This repository contains three masked AES-128 implementations that are optimized for the ARM Cortex-A8 with NEON:
- 1 block, 4 shares;
- 2 blocks, 4 shares;
- 1 block, 8 shares.
They are part of a paper that was published at COSADE 2018.
The code is meant to be compiled using gcc
on a native ARM Cortex-A8 running Linux. Cross-compiling might also work, as is the case for using other compilers/assemblers, depending on how compatible they are with gas
assembly. First, set the number of blocks and shares by changing NUM_BLOCKS
and NUM_SHARES
in Makefile
. Then execute make
.
Running the binaries might give 'Illegal instruction' errors. The binaries measure CPU cycles using a special CCNT register that is only accessible in kernel mode. To enable access in user mode, the enableccnt
kernel module needs to be inserted. Make sure linux-headers
or linux-headers-$(uname -r)
is installed. In the enableccnt
directory, issue sudo make
, followed by sudo insmod enableccnt.ko
. Removing all calls to cpucycles_cortex()

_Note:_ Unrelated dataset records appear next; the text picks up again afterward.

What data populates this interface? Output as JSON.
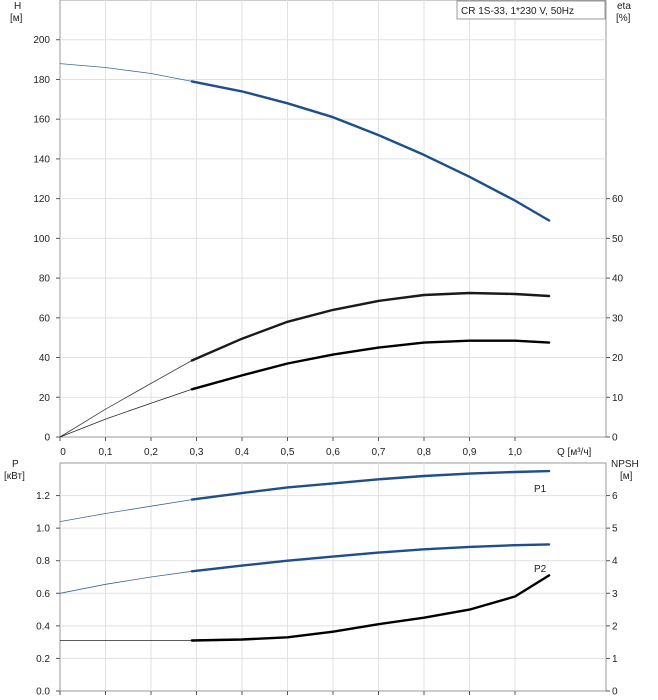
{
  "chart_data": [
    {
      "type": "line",
      "title": "CR 1S-33, 1*230 V, 50Hz",
      "x": {
        "label": "Q [м³/ч]",
        "range": [
          0,
          1.2
        ],
        "ticks": [
          0,
          0.1,
          0.2,
          0.3,
          0.4,
          0.5,
          0.6,
          0.7,
          0.8,
          0.9,
          1.0
        ],
        "tick_labels": [
          "0",
          "0,1",
          "0,2",
          "0,3",
          "0,4",
          "0,5",
          "0,6",
          "0,7",
          "0,8",
          "0,9",
          "1,0"
        ]
      },
      "y_left": {
        "label_line1": "H",
        "label_line2": "[м]",
        "range": [
          0,
          220
        ],
        "ticks": [
          0,
          20,
          40,
          60,
          80,
          100,
          120,
          140,
          160,
          180,
          200
        ],
        "tick_labels": [
          "0",
          "20",
          "40",
          "60",
          "80",
          "100",
          "120",
          "140",
          "160",
          "180",
          "200"
        ]
      },
      "y_right": {
        "label_line1": "eta",
        "label_line2": "[%]",
        "range": [
          0,
          110
        ],
        "ticks": [
          0,
          10,
          20,
          30,
          40,
          50,
          60
        ],
        "tick_labels": [
          "0",
          "10",
          "20",
          "30",
          "40",
          "50",
          "60"
        ]
      },
      "grid": true,
      "duty_range": [
        0.29,
        1.075
      ],
      "series": [
        {
          "axis": "left",
          "color": "#1f4e89",
          "x": [
            0,
            0.1,
            0.2,
            0.29,
            0.4,
            0.5,
            0.6,
            0.7,
            0.8,
            0.9,
            1.0,
            1.075
          ],
          "values": [
            188,
            186,
            183,
            179,
            174,
            168,
            161,
            152,
            142,
            131,
            119,
            109
          ]
        },
        {
          "axis": "left",
          "color": "#1a1a1a",
          "x": [
            0,
            0.1,
            0.2,
            0.29,
            0.4,
            0.5,
            0.6,
            0.7,
            0.8,
            0.9,
            1.0,
            1.075
          ],
          "values": [
            0,
            14,
            27,
            38.5,
            49.5,
            58,
            64,
            68.5,
            71.5,
            72.5,
            72,
            71
          ]
        },
        {
          "axis": "left",
          "color": "#000000",
          "x": [
            0,
            0.1,
            0.2,
            0.29,
            0.4,
            0.5,
            0.6,
            0.7,
            0.8,
            0.9,
            1.0,
            1.075
          ],
          "values": [
            0,
            9,
            17,
            24,
            31,
            37,
            41.5,
            45,
            47.5,
            48.5,
            48.5,
            47.5
          ]
        }
      ]
    },
    {
      "type": "line",
      "x": {
        "range": [
          0,
          1.2
        ],
        "ticks": [
          0,
          0.1,
          0.2,
          0.3,
          0.4,
          0.5,
          0.6,
          0.7,
          0.8,
          0.9,
          1.0
        ]
      },
      "y_left": {
        "label_line1": "P",
        "label_line2": "[кВт]",
        "range": [
          0,
          1.4
        ],
        "ticks": [
          0,
          0.2,
          0.4,
          0.6,
          0.8,
          1.0,
          1.2
        ],
        "tick_labels": [
          "0.0",
          "0.2",
          "0.4",
          "0.6",
          "0.8",
          "1.0",
          "1.2"
        ]
      },
      "y_right": {
        "label_line1": "NPSH",
        "label_line2": "[м]",
        "range": [
          0,
          7
        ],
        "ticks": [
          0,
          1,
          2,
          3,
          4,
          5,
          6
        ],
        "tick_labels": [
          "0",
          "1",
          "2",
          "3",
          "4",
          "5",
          "6"
        ]
      },
      "grid": true,
      "duty_range": [
        0.29,
        1.075
      ],
      "series": [
        {
          "name": "P1",
          "axis": "left",
          "color": "#1f4e89",
          "x": [
            0,
            0.1,
            0.2,
            0.29,
            0.4,
            0.5,
            0.6,
            0.7,
            0.8,
            0.9,
            1.0,
            1.075
          ],
          "values": [
            1.04,
            1.09,
            1.135,
            1.175,
            1.215,
            1.25,
            1.275,
            1.3,
            1.32,
            1.335,
            1.345,
            1.35
          ]
        },
        {
          "name": "P2",
          "axis": "left",
          "color": "#1f4e89",
          "x": [
            0,
            0.1,
            0.2,
            0.29,
            0.4,
            0.5,
            0.6,
            0.7,
            0.8,
            0.9,
            1.0,
            1.075
          ],
          "values": [
            0.6,
            0.655,
            0.7,
            0.735,
            0.77,
            0.8,
            0.825,
            0.85,
            0.87,
            0.885,
            0.895,
            0.9
          ]
        },
        {
          "axis": "right",
          "color": "#000000",
          "x": [
            0,
            0.1,
            0.2,
            0.29,
            0.4,
            0.5,
            0.6,
            0.7,
            0.8,
            0.9,
            1.0,
            1.075
          ],
          "values": [
            1.55,
            1.55,
            1.55,
            1.55,
            1.58,
            1.65,
            1.82,
            2.05,
            2.25,
            2.5,
            2.9,
            3.55
          ]
        }
      ]
    }
  ]
}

and removing the dependency in the Makefile is of course also a possible workaround, if you don't care about measuring clock cycles.
We studied the security of these implementations in this paper. Of course, it remains hard to give any guarantees, so please refrain from using these implementations in a production setting without full awareness of the risks and a clear picture of your attacker model. Also note that the key expansion is currently not implemented, let alone masked.
By default, frequency scaling is enabled, saving energy when the CPU load is low. For consistent results, its preferable to disable this. This way, one can also fix the clock frequency. To do so, do this as root:
# echo userspace > /sys/devices/system/cpu/cpu0/cpufreq/scaling_governor
# echo 1000000 > /sys/devices/system/cpu/cpu0/cpufreq/scaling_setspeed
The benchmark
binary executes aes_enc
NUM_TESTS
times and prints the median number of cycles. Note that NUM_TESTS 1
will make sure that the ciphertext that is printed is actually correct.
analysis
needs to be run as root. Before executing AES but after the sharing and bitslicing of input, GPIO pin P9_27 is set to high such that it can be used as trigger. It is turned low immediately after executing AES.